The Ancient Egyptians believed that there was a mysterious connection between them and the world of the Gods, which could be activated by saying holy words. Moreover, they believed they could have the divine powers at their disposal by saying prayers.

But the strongest Ancient Egyptian principle about magic is the belief in a direct connection between the spoken word or the image shown and the desired event or circumstance.

In other words, the Egyptian was so intensely aware of the power of the word and the image that his entire theological, spiritual worldview was based on this. Therefore, word and image magic is part of the Egyptian’s basic understanding of creative processes.

The principles of analogy and sympathy were the most crucial building blocks of this magical practice in profane everyday life and the sacred and funerary realm.

An analogy here means the imitation and equation of two or more things. Sympathy is the use of similarity between things, in Latin called similia similibus.

Magical tools can be of material or linguistic nature.
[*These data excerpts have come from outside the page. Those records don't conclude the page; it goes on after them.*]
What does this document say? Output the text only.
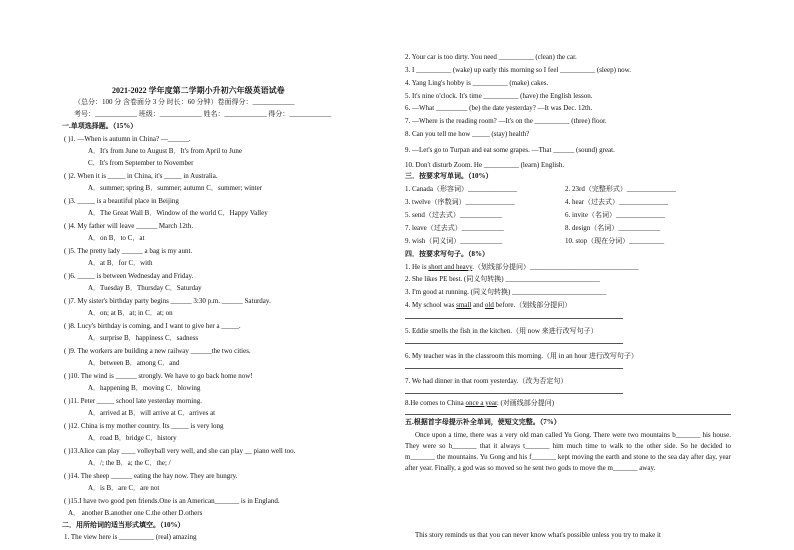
2021-2022 学年度第二学期小升初六年级英语试卷
（总分：100 分 含卷面分 3 分 时长：60 分钟）卷面得分：____________
考号：____________ 班级：____________ 姓名：____________ 得分：____________
一.单项选择题。（15%）
( )1. —When is autumn in China? —______.
A．It's from June to August B．It's from April to June
C．It's from September to November
( )2. When it is _____ in China, it's _____ in Australia.
A．summer; spring B．summer; autumn C．summer; winter
( )3. _____ is a beautiful place in Beijing
A．The Great Wall B．Window of the world C．Happy Valley
( )4. My father will leave ______ March 12th.
A．on B．to C．at
( )5. The pretty lady ______ a bag is my aunt.
A．at B．for C．with
( )6. _____ is between Wednesday and Friday.
A．Tuesday B．Thursday C．Saturday
( )7. My sister's birthday party begins ______ 3:30 p.m. ______ Saturday.
A．on; at B．at; in C．at; on
( )8. Lucy's birthday is coming, and I want to give her a _____.
A．surprise B．happiness C．sadness
( )9. The workers are building a new railway ______the two cities.
A．between B．among C．and
( )10. The wind is ______ strongly. We have to go back home now!
A．happening B．moving C．blowing
( )11. Peter _____ school late yesterday morning.
A．arrived at B．will arrive at C．arrives at
( )12. China is my mother country. Its _____ is very long
A．road B．bridge C．history
( )13.Alice can play ____ volleyball very well, and she can play __ piano well too.
A．/; the B．a; the C．the; /
( )14. The sheep ______ eating the hay now. They are hungry.
A．is B．are C．are not
( )15.I have two good pen friends.One is an American_______ is in England.
A． another B.another one C.the other D.others
二．用所给词的适当形式填空。（10%）
1. The view here is __________ (real) amazing
2. Your car is too dirty. You need __________ (clean) the car.
3. I __________ (wake) up early this morning so I feel __________ (sleep) now.
4. Yang Ling's hobby is __________ (make) cakes.
5. It's nine o'clock. It's time __________ (have) the English lesson.
6. —What _________ (be) the date yesterday? —It was Dec. 12th.
7. —Where is the reading room? —It's on the __________ (three) floor.
8. Can you tell me how _____ (stay) health?
9. —Let's go to Turpan and eat some grapes. —That ______ (sound) great.
10. Don't disturb Zoom. He __________ (learn) English.
三．按要求写单词。（10%）
1. Canada（形容词）______________	2. 23rd（完整形式）______________
3. twelve（序数词）______________	4. hear（过去式）______________
5. send（过去式）____________	6. invite（名词）______________
7. leave（过去式）____________	8. design（名词）____________
9. wish（同义词）____________	10. stop（现在分词）__________
四．按要求写句子。（8%）
1. He is short and heavy.（划线部分提问）_______________________________
2. She likes PE best. (同义句转换) ___________________________
3. I'm good at running. (同义句转换) ___________________________
4. My school was small and old before.（划线部分提问）
5. Eddie smells the fish in the kitchen.（用 now 来进行改写句子）
6. My teacher was in the classroom this morning.（用 in an hour 进行改写句子）
7. We had dinner in that room yesterday.（改为否定句）
8.He comes to China once a year. (对画线部分提问)
五.根据首字母提示补全单词，使短文完整。（7%）
Once upon a time, there was a very old man called Yu Gong. There were two mountains b_______ his house. They were so h_______ that it always t_______ him much time to walk to the other side. So he decided to m_______ the mountains. Yu Gong and his f_______ kept moving the earth and stone to the sea day after day, year after year. Finally, a god was so moved so he sent two gods to move the m_______ away.
This story reminds us that you can never know what's possible unless you try to make it
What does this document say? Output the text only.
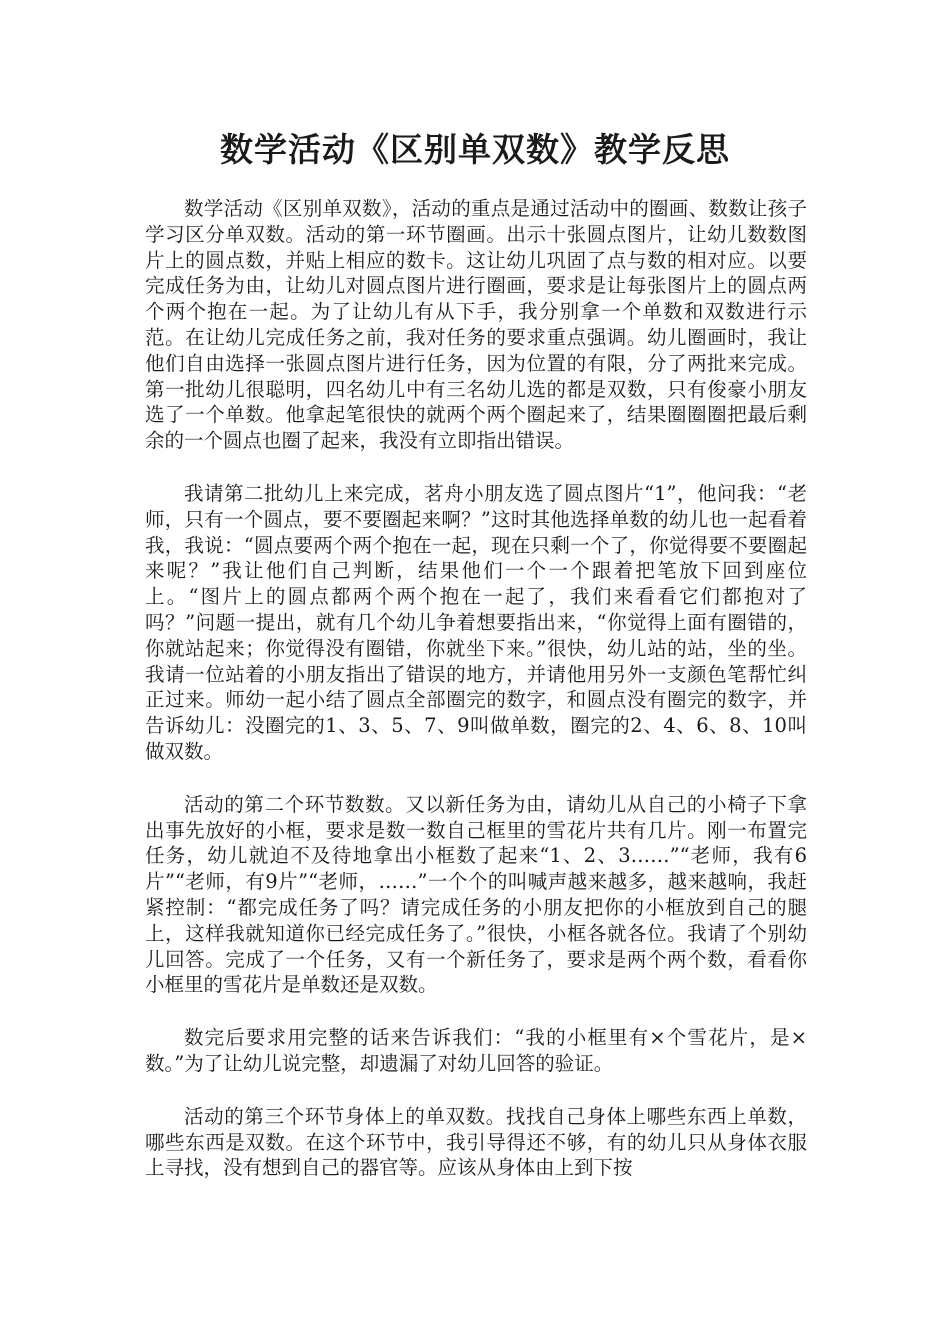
数学活动《区别单双数》教学反思

数学活动《区别单双数》，活动的重点是通过活动中的圈画、数数让孩子学习区分单双数。活动的第一环节圈画。出示十张圆点图片，让幼儿数数图片上的圆点数，并贴上相应的数卡。这让幼儿巩固了点与数的相对应。以要完成任务为由，让幼儿对圆点图片进行圈画，要求是让每张图片上的圆点两个两个抱在一起。为了让幼儿有从下手，我分别拿一个单数和双数进行示范。在让幼儿完成任务之前，我对任务的要求重点强调。幼儿圈画时，我让他们自由选择一张圆点图片进行任务，因为位置的有限，分了两批来完成。第一批幼儿很聪明，四名幼儿中有三名幼儿选的都是双数，只有俊豪小朋友选了一个单数。他拿起笔很快的就两个两个圈起来了，结果圈圈圈把最后剩余的一个圆点也圈了起来，我没有立即指出错误。

我请第二批幼儿上来完成，茗舟小朋友选了圆点图片“1”，他问我：“老师，只有一个圆点，要不要圈起来啊？”这时其他选择单数的幼儿也一起看着我，我说：“圆点要两个两个抱在一起，现在只剩一个了，你觉得要不要圈起来呢？”我让他们自己判断，结果他们一个一个跟着把笔放下回到座位上。“图片上的圆点都两个两个抱在一起了，我们来看看它们都抱对了吗？”问题一提出，就有几个幼儿争着想要指出来，“你觉得上面有圈错的，你就站起来；你觉得没有圈错，你就坐下来。”很快，幼儿站的站，坐的坐。我请一位站着的小朋友指出了错误的地方，并请他用另外一支颜色笔帮忙纠正过来。师幼一起小结了圆点全部圈完的数字，和圆点没有圈完的数字，并告诉幼儿：没圈完的1、3、5、7、9叫做单数，圈完的2、4、6、8、10叫做双数。

活动的第二个环节数数。又以新任务为由，请幼儿从自己的小椅子下拿出事先放好的小框，要求是数一数自己框里的雪花片共有几片。刚一布置完任务，幼儿就迫不及待地拿出小框数了起来“1、2、3……”“老师，我有6片”“老师，有9片”“老师，……”一个个的叫喊声越来越多，越来越响，我赶紧控制：“都完成任务了吗？请完成任务的小朋友把你的小框放到自己的腿上，这样我就知道你已经完成任务了。”很快，小框各就各位。我请了个别幼儿回答。完成了一个任务，又有一个新任务了，要求是两个两个数，看看你小框里的雪花片是单数还是双数。

数完后要求用完整的话来告诉我们：“我的小框里有×个雪花片，是×数。”为了让幼儿说完整，却遗漏了对幼儿回答的验证。

活动的第三个环节身体上的单双数。找找自己身体上哪些东西上单数，哪些东西是双数。在这个环节中，我引导得还不够，有的幼儿只从身体衣服上寻找，没有想到自己的器官等。应该从身体由上到下按
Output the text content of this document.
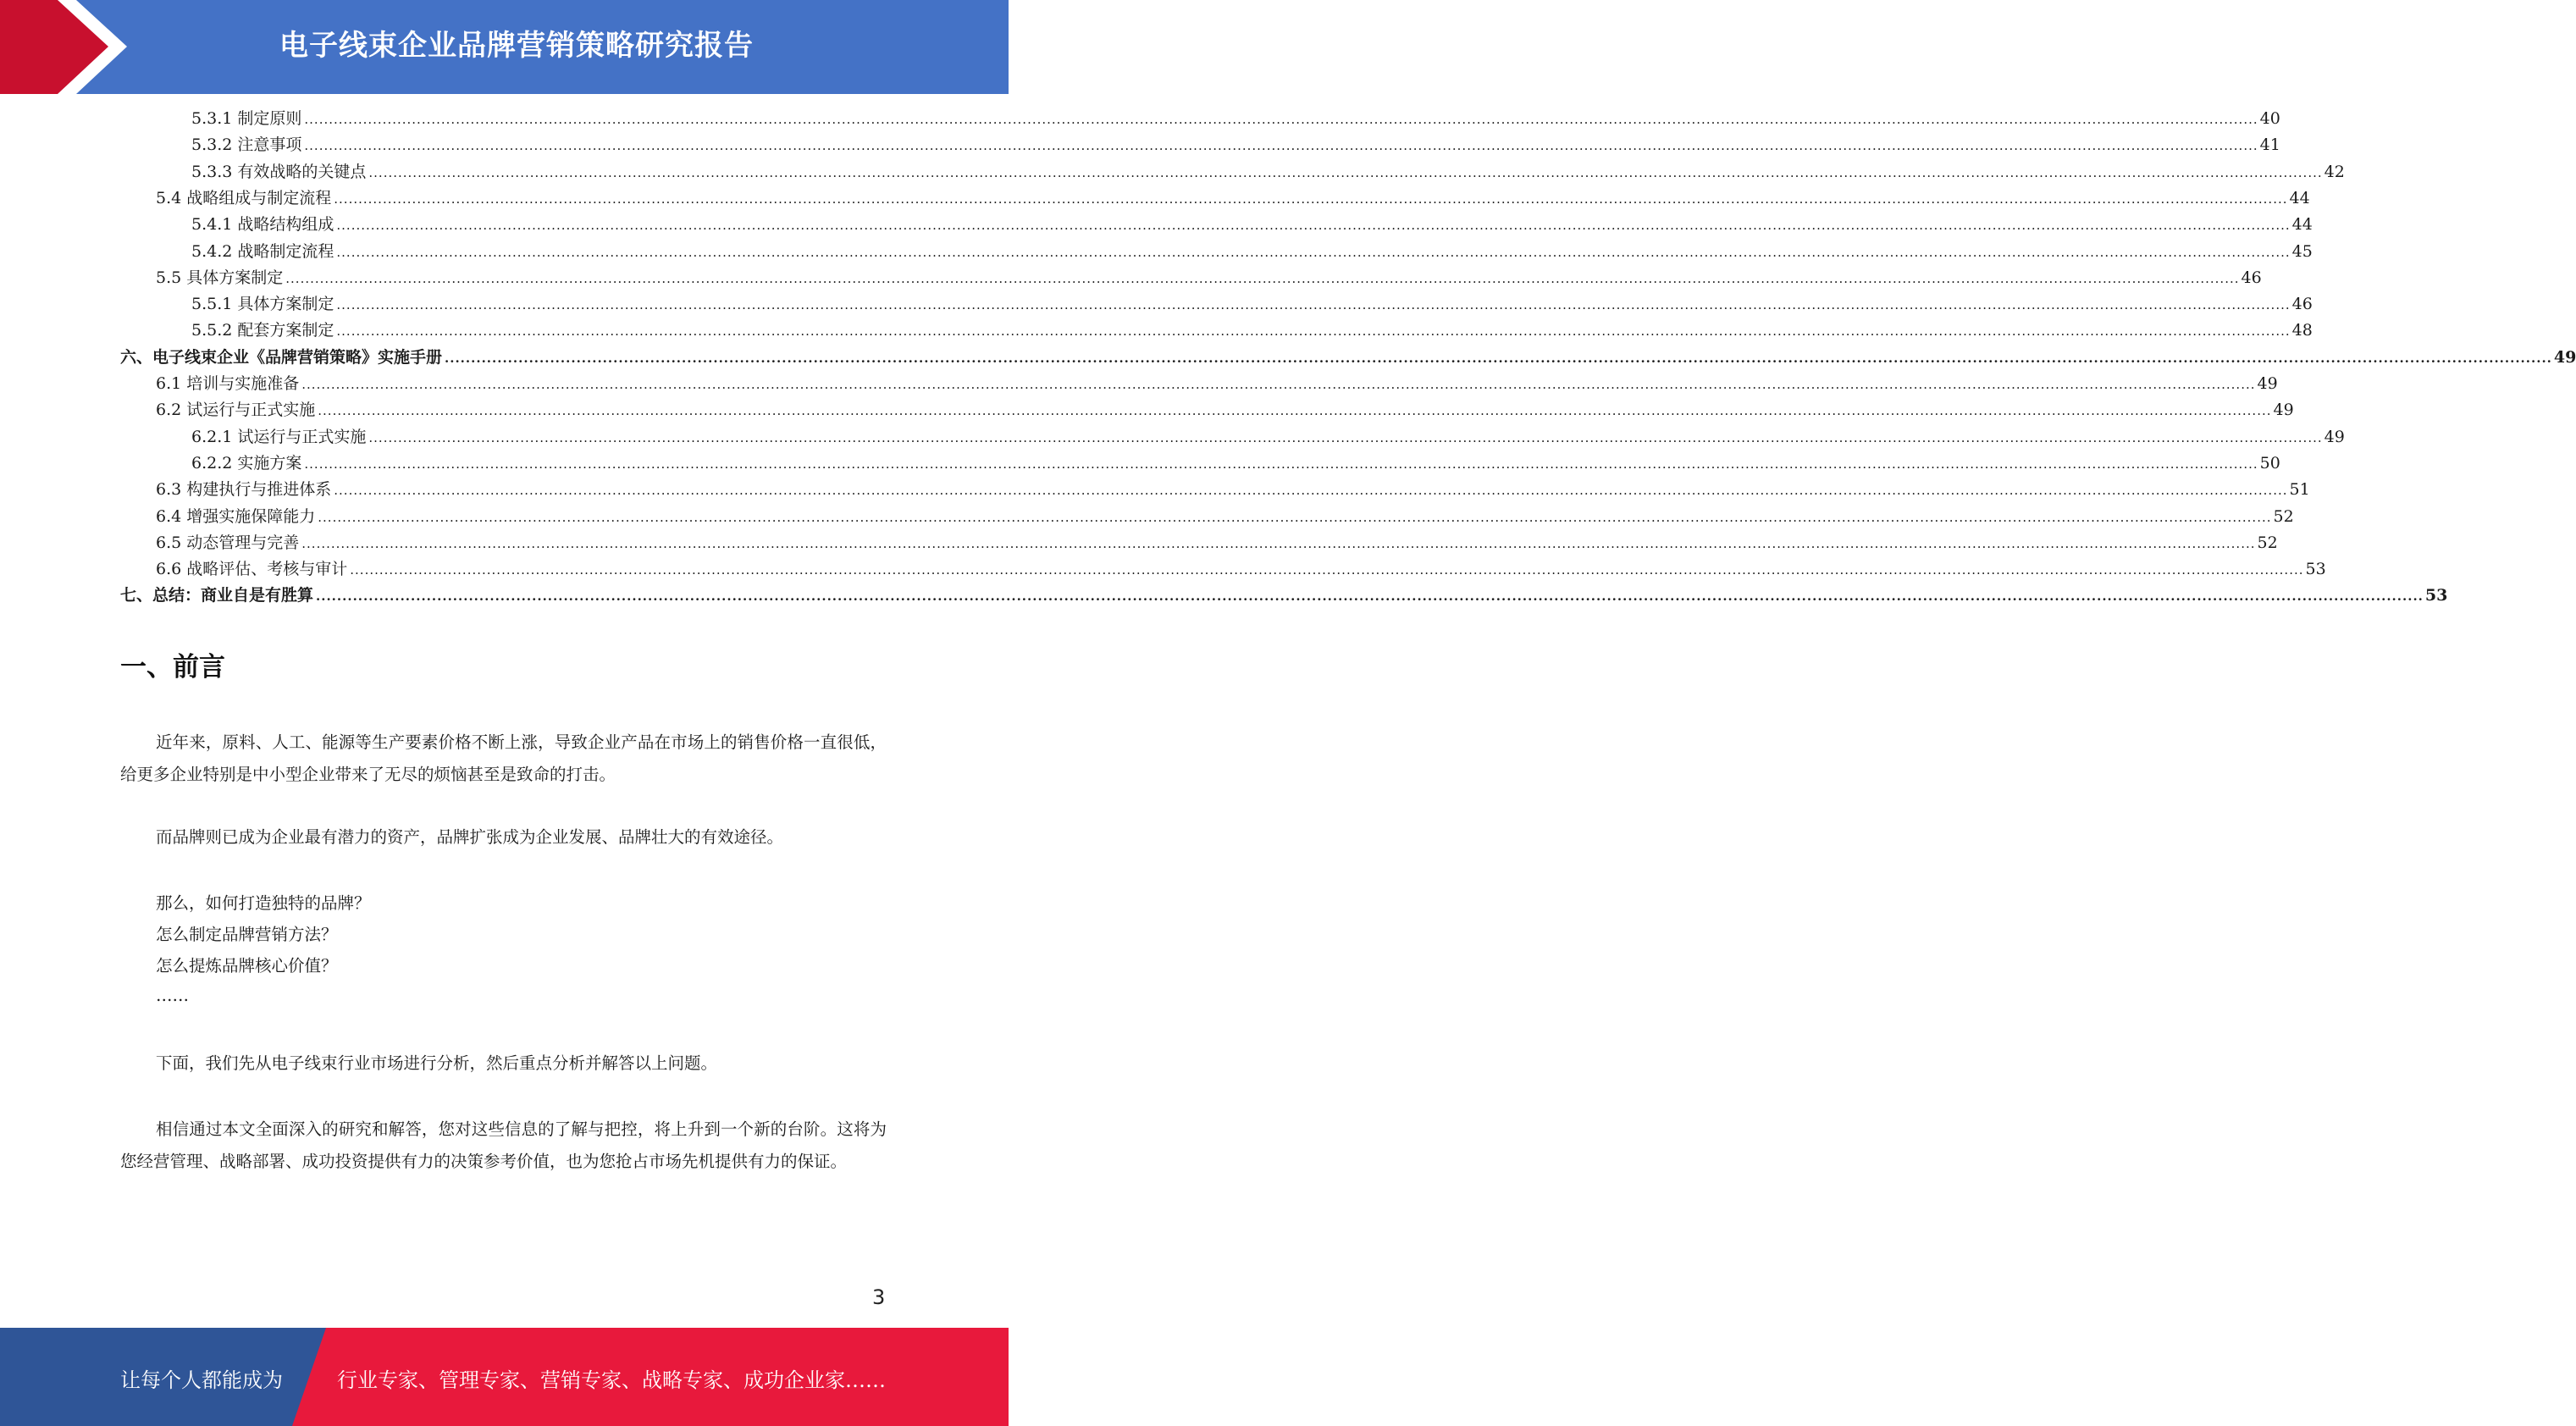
电子线束企业品牌营销策略研究报告
5.3.1 制定原则 ................................................................................................................................................................................................................................................................................................................................................................................................................ 40
5.3.2 注意事项 ................................................................................................................................................................................................................................................................................................................................................................................................................ 41
5.3.3 有效战略的关键点 ................................................................................................................................................................................................................................................................................................................................................................................................................ 42
5.4 战略组成与制定流程 ................................................................................................................................................................................................................................................................................................................................................................................................................ 44
5.4.1 战略结构组成 ................................................................................................................................................................................................................................................................................................................................................................................................................ 44
5.4.2 战略制定流程 ................................................................................................................................................................................................................................................................................................................................................................................................................ 45
5.5 具体方案制定 ................................................................................................................................................................................................................................................................................................................................................................................................................ 46
5.5.1 具体方案制定 ................................................................................................................................................................................................................................................................................................................................................................................................................ 46
5.5.2 配套方案制定 ................................................................................................................................................................................................................................................................................................................................................................................................................ 48
六、电子线束企业《品牌营销策略》实施手册 ................................................................................................................................................................................................................................................................................................................................................................................................................ 49
6.1 培训与实施准备 ................................................................................................................................................................................................................................................................................................................................................................................................................ 49
6.2 试运行与正式实施 ................................................................................................................................................................................................................................................................................................................................................................................................................ 49
6.2.1 试运行与正式实施 ................................................................................................................................................................................................................................................................................................................................................................................................................ 49
6.2.2 实施方案 ................................................................................................................................................................................................................................................................................................................................................................................................................ 50
6.3 构建执行与推进体系 ................................................................................................................................................................................................................................................................................................................................................................................................................ 51
6.4 增强实施保障能力 ................................................................................................................................................................................................................................................................................................................................................................................................................ 52
6.5 动态管理与完善 ................................................................................................................................................................................................................................................................................................................................................................................................................ 52
6.6 战略评估、考核与审计 ................................................................................................................................................................................................................................................................................................................................................................................................................ 53
七、总结：商业自是有胜算 ................................................................................................................................................................................................................................................................................................................................................................................................................ 53
一、前言
近年来，原料、人工、能源等生产要素价格不断上涨，导致企业产品在市场上的销售价格一直很低，给更多企业特别是中小型企业带来了无尽的烦恼甚至是致命的打击。
而品牌则已成为企业最有潜力的资产，品牌扩张成为企业发展、品牌壮大的有效途径。
那么，如何打造独特的品牌？
怎么制定品牌营销方法？
怎么提炼品牌核心价值？
……
下面，我们先从电子线束行业市场进行分析，然后重点分析并解答以上问题。
相信通过本文全面深入的研究和解答，您对这些信息的了解与把控，将上升到一个新的台阶。这将为您经营管理、战略部署、成功投资提供有力的决策参考价值，也为您抢占市场先机提供有力的保证。
3
让每个人都能成为	行业专家、管理专家、营销专家、战略专家、成功企业家……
Material magical tools could be:

 materials and the symbolism of their colors,

 amulets,

 the entire funerary equipment, including tomb models, servant figures, and ushabtis,

 remedies,

 magic knives (or birth tusks)

 offerings or also

 concrete objects symbolizing the enemy.

By linguistic magical tools, we understand, for example:

 recited texts, hymns, and litanies (repeated chanting prayers),

 pyramid texts,

 coffin texts,

 the Ancient Egyptian Book-of-the-Dead,

 afterlife guides such as the Amduat,

 magical letters to the dead ancestors,

and much more.

They performed spell actions for preventive protection. The spells worked as concrete defensive steps to create the desired event or restore a previous state.

This took the form of rituals through

 incenses

 libations (pouring liquids)

 symbolic smashing and destruction

 real or symbolic slaughter

 gestures or

 offerings.

Even the compliance to chastity rules and the cultivation of purity can be interpreted as part of a magic act as soon as it happened with the intention of a concrete, foreseeable manifestation.


Fig. 7: Book-of-the-Dead of the priest of Horus, Imhotep, ca. 332–200 B.C., Early Ptolemaic Period.